From the Farmer’s Market into the Kitchen by Susan Guillory

Food is the essence of my social life, profession, and health. This time of year, each week is organized around trips to the farmer’s markets and farms located in my area. For myself and many others, this routine is not just a hobby—it’s a lifestyle. Just recently I read a real estate article that explained the trendy concept of marketing residences for “foodies.” Some homes are being advertised not only for their kitchens, but also for their proximity to the best farmer’s markets and grocery stores!

While at the market or farm I make a point of connecting with the farmers and developing relationships, but I especially take the time to savor the grounded-ness and earthiness of the soil, so that I can bring this energy back to my kitchen. The visual presentation of fresh produce piles brings a sense of calm and peacefulness to my very core. Touching and handling the sometimes dirt-covered vegetables connects me with the earth—a comforting respite on a Sunday morning in a crowded city.

  

With renewed calm I enter my kitchen and start my post-shopping ritual. All foods are thoughtfully placed with the present and future in mind. Perishable greens are promptly removed from the tops of turnips, beets, and even radishes. They are lightly cooked and refrigerated for future use. Now is the time of year that I start stocking up on root veggies that will last for a couple of months when refrigerated. Sundays are my day for cooking for the week, so menus are planned around the day’s bounty. I often find it’s a great time to stew soft fruits, oven-roast beets, and get all the time consuming preparation out of the way.

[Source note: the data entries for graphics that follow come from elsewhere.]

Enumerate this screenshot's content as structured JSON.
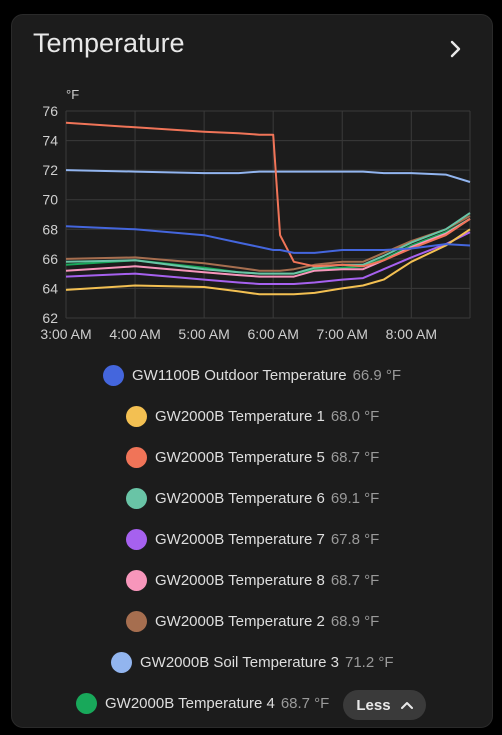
{
  "card": {
    "title": "Temperature"
  },
  "less_button": {
    "label": "Less"
  },
  "colors": {
    "card_bg": "#1c1c1c",
    "grid": "#3a3a3a",
    "s_outdoor": "#4466dd",
    "s_t1": "#f3c052",
    "s_t5": "#f07458",
    "s_t6": "#69c4a6",
    "s_t7": "#a661ef",
    "s_t8": "#f796bb",
    "s_t2": "#a66e4f",
    "s_soil3": "#92b5ef",
    "s_t4": "#18a85a"
  },
  "chart_data": {
    "type": "line",
    "ylabel": "°F",
    "ylim": [
      62,
      76
    ],
    "yticks": [
      "76",
      "74",
      "72",
      "70",
      "68",
      "66",
      "64",
      "62"
    ],
    "xtick_labels": [
      "3:00 AM",
      "4:00 AM",
      "5:00 AM",
      "6:00 AM",
      "7:00 AM",
      "8:00 AM"
    ],
    "x": [
      3.0,
      4.0,
      5.0,
      5.5,
      5.8,
      6.0,
      6.1,
      6.3,
      6.6,
      7.0,
      7.3,
      7.6,
      8.0,
      8.5,
      8.85
    ],
    "x_range": [
      3.0,
      8.85
    ],
    "grid": true,
    "series": [
      {
        "name": "GW1100B Outdoor Temperature",
        "value": "66.9 °F",
        "color_key": "s_outdoor",
        "values": [
          68.2,
          68.0,
          67.6,
          67.1,
          66.8,
          66.6,
          66.6,
          66.4,
          66.4,
          66.6,
          66.6,
          66.6,
          66.7,
          67.0,
          66.9
        ]
      },
      {
        "name": "GW2000B Temperature 1",
        "value": "68.0 °F",
        "color_key": "s_t1",
        "values": [
          63.9,
          64.2,
          64.1,
          63.8,
          63.6,
          63.6,
          63.6,
          63.6,
          63.7,
          64.0,
          64.2,
          64.6,
          65.8,
          66.9,
          68.0
        ]
      },
      {
        "name": "GW2000B Temperature 5",
        "value": "68.7 °F",
        "color_key": "s_t5",
        "values": [
          75.2,
          74.9,
          74.6,
          74.5,
          74.4,
          74.4,
          67.6,
          65.8,
          65.5,
          65.6,
          65.5,
          65.9,
          66.7,
          67.6,
          68.7
        ]
      },
      {
        "name": "GW2000B Temperature 6",
        "value": "69.1 °F",
        "color_key": "s_t6",
        "values": [
          65.8,
          65.9,
          65.3,
          65.1,
          65.0,
          65.0,
          65.0,
          65.0,
          65.4,
          65.6,
          65.6,
          66.2,
          67.1,
          68.0,
          69.1
        ]
      },
      {
        "name": "GW2000B Temperature 7",
        "value": "67.8 °F",
        "color_key": "s_t7",
        "values": [
          64.8,
          65.0,
          64.6,
          64.4,
          64.3,
          64.3,
          64.3,
          64.3,
          64.4,
          64.6,
          64.7,
          65.3,
          66.1,
          67.0,
          67.8
        ]
      },
      {
        "name": "GW2000B Temperature 8",
        "value": "68.7 °F",
        "color_key": "s_t8",
        "values": [
          65.2,
          65.5,
          65.1,
          64.9,
          64.8,
          64.8,
          64.8,
          64.8,
          65.2,
          65.3,
          65.3,
          65.9,
          66.8,
          67.7,
          68.7
        ]
      },
      {
        "name": "GW2000B Temperature 2",
        "value": "68.9 °F",
        "color_key": "s_t2",
        "values": [
          66.0,
          66.1,
          65.7,
          65.4,
          65.2,
          65.2,
          65.2,
          65.3,
          65.6,
          65.8,
          65.8,
          66.4,
          67.2,
          68.0,
          68.9
        ]
      },
      {
        "name": "GW2000B Soil Temperature 3",
        "value": "71.2 °F",
        "color_key": "s_soil3",
        "values": [
          72.0,
          71.9,
          71.8,
          71.8,
          71.9,
          71.9,
          71.9,
          71.9,
          71.9,
          71.9,
          71.9,
          71.8,
          71.8,
          71.7,
          71.2
        ]
      },
      {
        "name": "GW2000B Temperature 4",
        "value": "68.7 °F",
        "color_key": "s_t4",
        "values": [
          65.6,
          65.9,
          65.4,
          65.1,
          65.0,
          65.0,
          65.0,
          65.0,
          65.3,
          65.4,
          65.5,
          66.0,
          66.9,
          67.8,
          68.7
        ]
      }
    ]
  }
}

In hopes of inspiring you in your market-to-kitchen travels, I would like to share two of my “plan-ahead” vegetables:

Brussels Sprouts

There is no better conversation piece then to return from the Farmer’s Market with a stalk of fresh Brussels sprouts. People stop me in the street to inquire about this “strange plant” and children learn a valuable lesson in gardening. I have found two varieties this year, the traditional green and a new purple variety that is smaller in size.

Serves Four

12 Brussels sprouts (removed from stalk or bought loose)
2 Tbs. olive oil
Soy sauce (to taste)
Fresh Rosemary

Cut off hard end of Brussels sprout that has been attached to stalk, peel off any dry leaves, then cut in half down the center. Meanwhile, heat olive oil with rosemary in large sauté pan, place Brussels face down starting from the outer edge of the pan then fill in the center. Cover and “sweat” them at low heat for 10 minutes. Sprinkle with soy sauce then cover again and cook another few minutes. ¼ cup of water can be added if you want to speed up cooking time. Serve piping hot. (If you have extras leftover, a unique idea is to take larger Brussels sprouts, remove the dried leaves and then grate and add to coleslaw.)

Cauliflower Two Ways

Cauliflower is another show stopper, especially if you can find the purple and orange varieties at the market. This vegetable is becoming one of the most popular in restaurants in America, thanks to young chefs creating everything from cauliflower “popcorn,” to “rice,” and even “steaks.”

Both recipes serve 3 or 4.

1 very large head of cauliflower
Olive, sunflower, or corn oil
Salt and Pepper to taste

Remove all green outer leaves and cut off bottom stem (save the trimmings for making a vegetable stock). Preheat oven to 450 degrees. Slice the cauliflower from top to bottom into 1 inch thick rounds. Gently place on oiled baking sheet, paint a little oil on the top and sprinkle with salt and pepper. You may end up with only 3 whole “steaks,” but don’t be discouraged—many pieces will not stay attached. Take these detached pieces and cut or crumble them with your hands to create “popcorn” sized florets. Coat with an oil of your choice and a fun spice mixture (like an Indian curry or French Provencal) or even just simple garlic salt. Spread on another baking sheet or pan. Place both items in oven and cook the “steaks” for about 45 minutes until browned but still al dente. The “popcorn” should cook in the same amount of time.

The “steaks” can be served with a pesto or hummus coating, or any other sauce of your choice. Children may enjoy decorating the dressed cauliflower steaks by making “faces” out of cherry tomatoes, olives, thinly sliced peppers, etc. The “popcorn”  makes a great hors d’oeuvre, or tasty lunchbox or after-school snack.